I think that the reason God does not bring revival more frequently and that the reason he does not speak more clearly to us is because what God wants most is for us to grow in faith and I do not believe revival is the best medium for growing faith.

If you have listened to me preaching for a while you know that this is one of my themes. Faith does not grow in the midst of certainty, it grows in the midst of doubt. And if God speaks audibly, clearly and the Holy Spirit produces miracle after miracle to build the church, the church will grow in numbers but not in faith.

The Holy Spirit jump starts the church from time to time but then we are expected to do the hard work of being the church. We need to exercise spiritual disciplines. We need to pray and study and share our faith and care for the needy and fast and worship. We need to be the church, trusting in God, putting out hope in heavenly things, persevering in the midst of difficulty and discouragement.
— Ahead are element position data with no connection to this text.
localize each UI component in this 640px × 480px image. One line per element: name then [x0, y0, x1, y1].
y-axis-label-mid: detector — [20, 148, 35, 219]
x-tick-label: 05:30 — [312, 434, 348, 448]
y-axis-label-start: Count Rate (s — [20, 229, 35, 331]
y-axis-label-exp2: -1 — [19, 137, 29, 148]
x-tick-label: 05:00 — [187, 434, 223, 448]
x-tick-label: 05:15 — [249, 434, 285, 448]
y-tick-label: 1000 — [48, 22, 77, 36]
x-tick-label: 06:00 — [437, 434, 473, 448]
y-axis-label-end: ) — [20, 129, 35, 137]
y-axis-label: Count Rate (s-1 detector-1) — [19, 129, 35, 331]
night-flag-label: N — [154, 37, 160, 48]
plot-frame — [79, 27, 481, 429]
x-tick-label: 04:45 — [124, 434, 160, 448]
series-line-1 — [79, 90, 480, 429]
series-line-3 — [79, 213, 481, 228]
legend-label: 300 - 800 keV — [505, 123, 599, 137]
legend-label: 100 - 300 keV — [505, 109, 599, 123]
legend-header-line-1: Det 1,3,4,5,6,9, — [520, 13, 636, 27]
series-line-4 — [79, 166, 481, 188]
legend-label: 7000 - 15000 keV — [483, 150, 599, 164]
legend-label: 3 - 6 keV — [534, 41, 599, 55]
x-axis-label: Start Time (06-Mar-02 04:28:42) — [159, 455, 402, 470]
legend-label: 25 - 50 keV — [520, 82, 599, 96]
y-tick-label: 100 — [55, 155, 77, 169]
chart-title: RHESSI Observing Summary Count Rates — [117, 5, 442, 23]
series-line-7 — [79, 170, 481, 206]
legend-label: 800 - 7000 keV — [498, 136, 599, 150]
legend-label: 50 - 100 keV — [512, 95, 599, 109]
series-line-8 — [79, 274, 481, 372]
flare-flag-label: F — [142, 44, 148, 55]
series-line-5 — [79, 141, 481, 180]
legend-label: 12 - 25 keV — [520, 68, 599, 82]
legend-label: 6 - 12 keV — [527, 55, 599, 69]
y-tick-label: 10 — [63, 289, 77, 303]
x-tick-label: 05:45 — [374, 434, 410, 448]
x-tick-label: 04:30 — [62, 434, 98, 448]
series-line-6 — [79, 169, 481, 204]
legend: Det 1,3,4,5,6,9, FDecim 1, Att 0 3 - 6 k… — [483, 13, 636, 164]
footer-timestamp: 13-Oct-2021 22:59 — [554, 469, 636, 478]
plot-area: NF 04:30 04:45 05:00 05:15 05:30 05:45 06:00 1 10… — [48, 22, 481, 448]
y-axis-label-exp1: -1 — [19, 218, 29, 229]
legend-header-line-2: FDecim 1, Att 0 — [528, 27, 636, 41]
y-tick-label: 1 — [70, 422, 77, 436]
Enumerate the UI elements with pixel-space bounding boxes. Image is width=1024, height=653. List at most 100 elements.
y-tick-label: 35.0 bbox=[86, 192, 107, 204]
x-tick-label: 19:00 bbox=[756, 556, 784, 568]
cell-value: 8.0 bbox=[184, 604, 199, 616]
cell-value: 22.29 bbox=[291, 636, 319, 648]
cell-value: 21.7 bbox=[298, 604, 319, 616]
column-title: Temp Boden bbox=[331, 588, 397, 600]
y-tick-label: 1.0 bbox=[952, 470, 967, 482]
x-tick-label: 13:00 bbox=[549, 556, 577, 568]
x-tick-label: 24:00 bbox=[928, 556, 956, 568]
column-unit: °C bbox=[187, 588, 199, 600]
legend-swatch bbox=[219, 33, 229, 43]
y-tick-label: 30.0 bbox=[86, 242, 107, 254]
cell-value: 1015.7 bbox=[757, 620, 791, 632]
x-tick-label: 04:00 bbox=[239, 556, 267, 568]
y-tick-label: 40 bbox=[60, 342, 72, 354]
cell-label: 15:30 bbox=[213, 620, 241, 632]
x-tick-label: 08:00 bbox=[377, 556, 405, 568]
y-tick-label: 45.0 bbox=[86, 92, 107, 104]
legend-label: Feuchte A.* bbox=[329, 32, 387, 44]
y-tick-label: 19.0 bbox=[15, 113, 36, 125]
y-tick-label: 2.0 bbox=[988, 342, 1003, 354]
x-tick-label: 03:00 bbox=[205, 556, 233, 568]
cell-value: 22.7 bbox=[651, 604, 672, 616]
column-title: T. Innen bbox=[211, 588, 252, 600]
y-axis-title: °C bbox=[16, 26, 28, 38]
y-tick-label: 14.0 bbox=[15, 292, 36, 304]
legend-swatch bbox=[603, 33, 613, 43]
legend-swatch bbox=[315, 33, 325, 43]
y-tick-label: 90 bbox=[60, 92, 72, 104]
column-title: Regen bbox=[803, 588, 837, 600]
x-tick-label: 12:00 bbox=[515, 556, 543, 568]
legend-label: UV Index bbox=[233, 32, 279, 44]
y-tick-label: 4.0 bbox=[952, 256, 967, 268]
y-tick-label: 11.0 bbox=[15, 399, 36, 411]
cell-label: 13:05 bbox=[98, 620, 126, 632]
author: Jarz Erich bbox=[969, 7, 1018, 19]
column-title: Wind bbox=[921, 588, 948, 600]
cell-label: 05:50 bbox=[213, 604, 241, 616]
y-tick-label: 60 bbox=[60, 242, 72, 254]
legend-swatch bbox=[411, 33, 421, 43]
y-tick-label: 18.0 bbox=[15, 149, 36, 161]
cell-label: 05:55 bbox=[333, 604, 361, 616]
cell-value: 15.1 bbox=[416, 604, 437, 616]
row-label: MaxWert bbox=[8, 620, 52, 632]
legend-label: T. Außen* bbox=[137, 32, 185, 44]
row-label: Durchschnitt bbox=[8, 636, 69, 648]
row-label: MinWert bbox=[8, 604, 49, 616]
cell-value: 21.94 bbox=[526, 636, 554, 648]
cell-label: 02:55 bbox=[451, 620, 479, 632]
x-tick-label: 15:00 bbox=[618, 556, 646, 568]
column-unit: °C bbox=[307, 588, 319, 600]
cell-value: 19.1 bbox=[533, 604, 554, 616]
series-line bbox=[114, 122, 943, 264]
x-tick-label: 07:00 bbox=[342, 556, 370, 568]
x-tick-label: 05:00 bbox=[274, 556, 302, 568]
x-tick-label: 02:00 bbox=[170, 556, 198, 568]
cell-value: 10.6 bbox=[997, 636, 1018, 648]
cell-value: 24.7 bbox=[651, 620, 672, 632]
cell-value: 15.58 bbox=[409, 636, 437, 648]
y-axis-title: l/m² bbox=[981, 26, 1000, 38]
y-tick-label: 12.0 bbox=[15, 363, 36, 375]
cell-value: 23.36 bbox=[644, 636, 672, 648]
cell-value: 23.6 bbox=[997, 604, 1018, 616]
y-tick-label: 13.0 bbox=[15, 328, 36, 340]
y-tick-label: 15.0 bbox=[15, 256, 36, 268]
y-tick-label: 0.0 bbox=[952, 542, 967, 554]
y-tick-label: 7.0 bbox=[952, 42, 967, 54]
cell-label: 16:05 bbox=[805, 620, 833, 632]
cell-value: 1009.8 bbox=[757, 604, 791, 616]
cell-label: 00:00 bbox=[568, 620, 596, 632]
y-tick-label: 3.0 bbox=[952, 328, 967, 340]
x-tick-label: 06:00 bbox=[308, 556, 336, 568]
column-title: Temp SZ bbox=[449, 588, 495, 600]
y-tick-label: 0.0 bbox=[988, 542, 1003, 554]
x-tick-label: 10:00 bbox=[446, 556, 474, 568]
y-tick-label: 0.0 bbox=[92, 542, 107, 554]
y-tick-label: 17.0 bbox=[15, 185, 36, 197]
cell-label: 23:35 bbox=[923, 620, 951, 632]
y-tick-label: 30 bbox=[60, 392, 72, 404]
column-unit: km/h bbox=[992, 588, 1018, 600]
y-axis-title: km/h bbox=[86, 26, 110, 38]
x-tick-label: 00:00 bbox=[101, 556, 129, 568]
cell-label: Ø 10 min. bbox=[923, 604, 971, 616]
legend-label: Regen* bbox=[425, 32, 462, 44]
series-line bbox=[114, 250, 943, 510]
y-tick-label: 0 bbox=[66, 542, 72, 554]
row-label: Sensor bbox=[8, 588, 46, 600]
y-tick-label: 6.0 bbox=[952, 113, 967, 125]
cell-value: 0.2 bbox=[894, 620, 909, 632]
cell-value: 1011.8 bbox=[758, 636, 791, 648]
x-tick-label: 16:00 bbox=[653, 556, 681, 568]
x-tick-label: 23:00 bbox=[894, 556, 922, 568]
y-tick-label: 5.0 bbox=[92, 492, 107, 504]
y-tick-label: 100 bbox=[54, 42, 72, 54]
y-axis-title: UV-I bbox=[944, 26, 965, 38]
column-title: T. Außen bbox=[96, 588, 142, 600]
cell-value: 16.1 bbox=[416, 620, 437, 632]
If you are living for revival you will have a problem because revival is not something you can hold on to. Jonathan Edwards wrote about the revival that took place in the British colony of Massachusetts in what we now call the first Great Awakening in the mid 1700s. But by the time what he wrote was being read and celebrated in England and Scotland, the fervor had faded in the town where he was pastor.

The history of revival is that it comes and then goes. It does not last. The church does not live in a permanent state of revival.

God jump starts the church and individuals but then expects us to live Christian lives. We are not meant to live for revival. We are not meant to depend on revival. Pray for revival, long for revival, but do not live for revival. Revival is not the goal for us. Our goal is to love God and enjoy him forever. Revival is simply a tool God uses to that end.

I want you this morning to be encouraged that God watches over you. If you are experiencing a resurgence in your faith, rejoice in the work of the Holy Spirit in you. But if you seem to be plodding on, do not be discouraged. The Holy Spirit is still at work in you and this may be a time of more significant work being done in you than you realize.

Does the church need revival? If I were God, I would have brought revival to the church in Morocco a long time ago. I would bring revival to Europe and the US. I would bring revival in every corner of this globe. But fortunately for all of us, I am not God and I do not know his game plan.

What I do know is that he loves us. God loves his church and he will build his church, jump starting it when needed.

I thank God for Pentecost and getting the church going. I thank God that over the years he has constantly been at work to build his church. I thank God that 34 years ago he led me to himself and that over the last 34 years he has patiently been at work in me.

I believe we will see revival in Morocco. I believe God brought me to this country to have the joy of being present when he revives the church in this land. And I am committed to work in my Christian life to grow in my faith so that I will be ready when suddenly revival comes.

Pray for the Holy Spirit to be poured out but persevere in your Christian life and be ready for what God will bring.